I want to balance this story out with another thing I had happen recently.  While the other episode was the type of event which makes me want to quit the Peace Corps, this was exactly the opposite – it reminded me why I am here and what I am doing.  I bought a wallet from a vendor in one of the markets, and as I shopped, we talked about life, and I ended up telling him that I volunteer working in the countryside and will be here for a total of 2 years.  After I made my purchase, he thanked me.  I said it was I that should be thanking him for the wallet.  He stopped me, saying he didn’t mean for the purchase, but for everything.  He wanted to thank me for the work I am doing here in his country and for the time I am giving to help his people.

That wonderful man has no idea how much his little statement meant to me or how I will carry his words with me every day and pull them when I am struggling, allowing them to serve as a reminder of my higher goal.

Something to ponder . . .

•February 16, 2008 • 1 Comment


I was robbed the other week.  In the middle of the night while I was sleeping, someone entered my house through the kitchen window, went into my office area, and stole my good hiking boots and my rain coat.  Funny things to steal, I suppose, but they will be easy to sell here in Ecuador, being that my feet are the same size as most of the men in this country.

I am okay, I was not hurt, and it was only boots and a jacket.  I am moving to a new house which is safer.

But this post is not about the robbery.  It is about something which has repeatedly been said to me since the robbery.

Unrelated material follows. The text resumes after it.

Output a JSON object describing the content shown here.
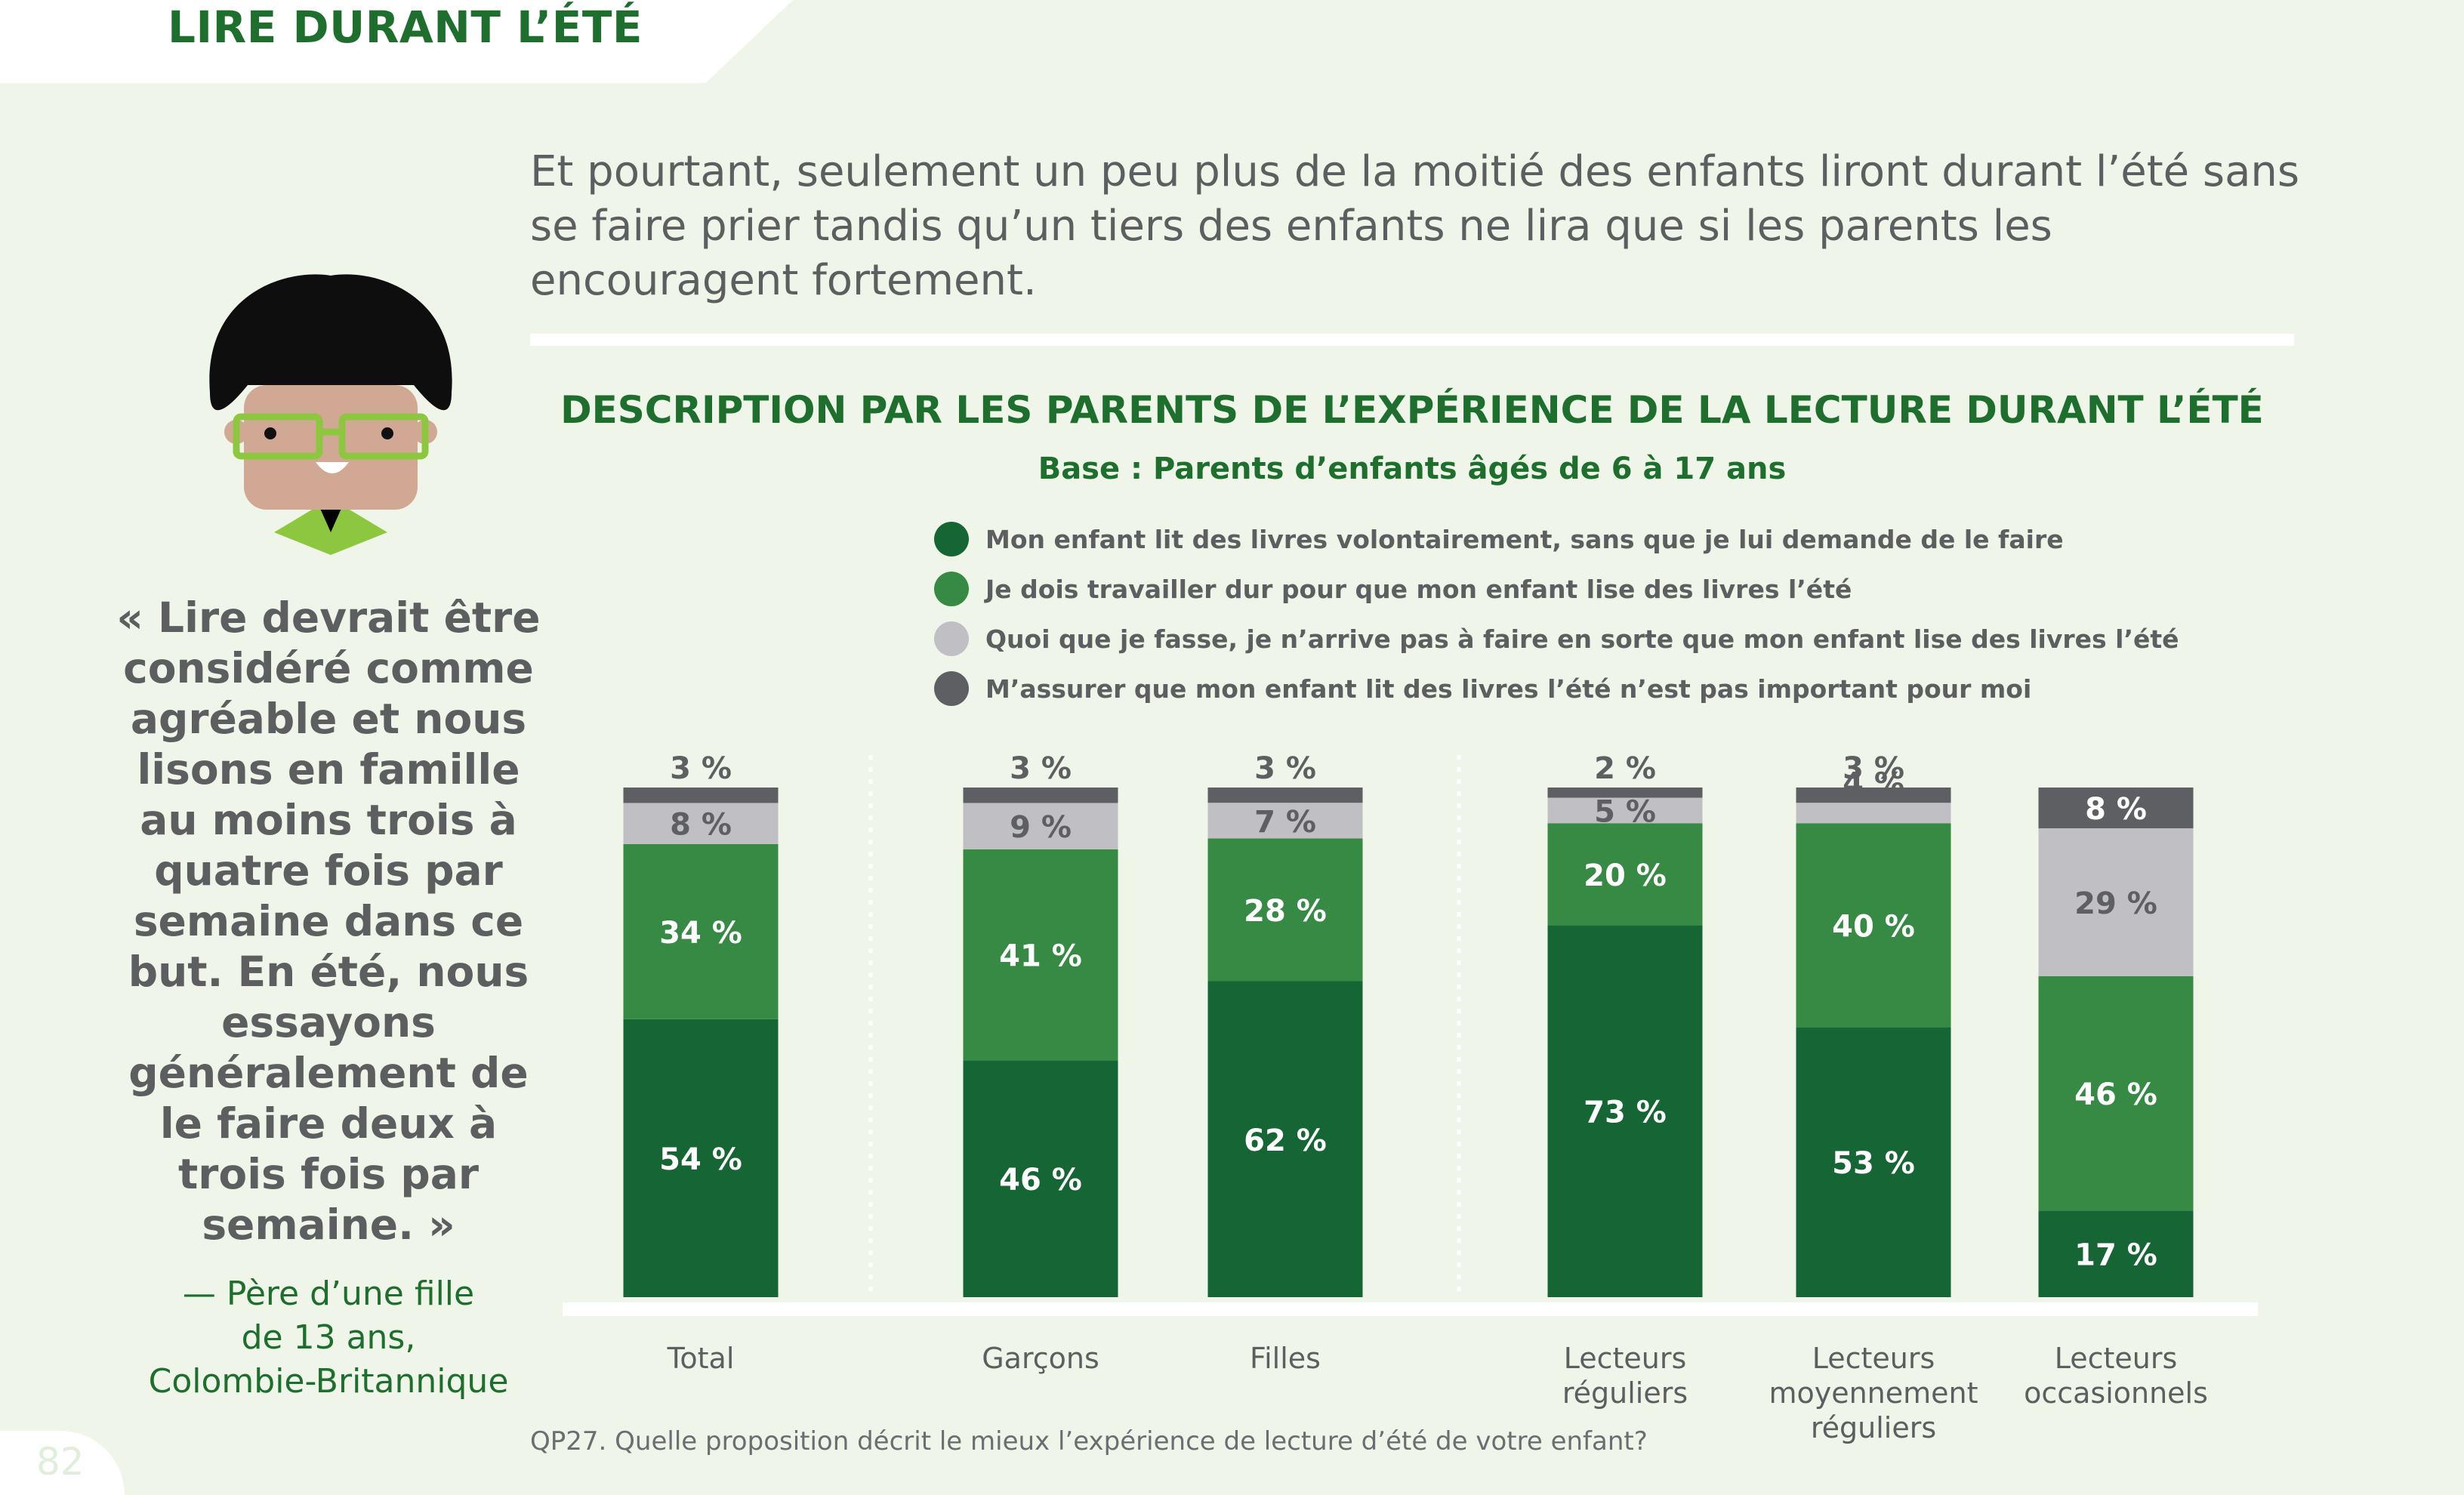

The day after, I was talking with my landlord, telling her how Peace Corps is making me find a new house and whatnot, while someone overheard and asked what happened.  My landlord explained that I had been robbed.  I began to take the blame, because I had been sleeping with my windows open, but all I got out of my mouth was, “It’s my fault because . . .” when the woman interrupted, a little too joyfully, with, “Yeah, because you trusted people here too much!”

I went back to my house and began to ponder this exchange, this statement, which soon, as word spread about the robbery, I would hear over and over again.  “Jeanette, you trusted people too much.”  “We told you not to have too much trust in the people here.”  “I can’t believe you would have so much trust in the people here.” 

So, it’s my fault for having trust in the people?  What about the people who are telling me not to trust anyone else?  Should I not trust them either?  Is everyone here in Ecuador only waiting for the right moment to step in and take advantage of me?  Who can I count on as my real friends?  Do I always need to have my guard up, never ever letting it down for one moment?  Should I never ever let anyone enter my house, as they are probably scoping out the layout for a future break-in?  What kind of world is it where I can’t trust anyone? 

And this really bothers me.  I live in a village of 165 people.  I know every one of their faces and probably 80% of their names.

In the states, my family lives in a city with over 15,000 residents.  I will never come close to knowing all of them, and yet, my family leaves our door unlocked and nothing goes missing.

What does this say about people?

It just really stinks.  This is the kind of thing that makes me feel horrible for being here, giving two years of my life to people who will rob me the second I let my guard down.

What kind of a world is this anyway?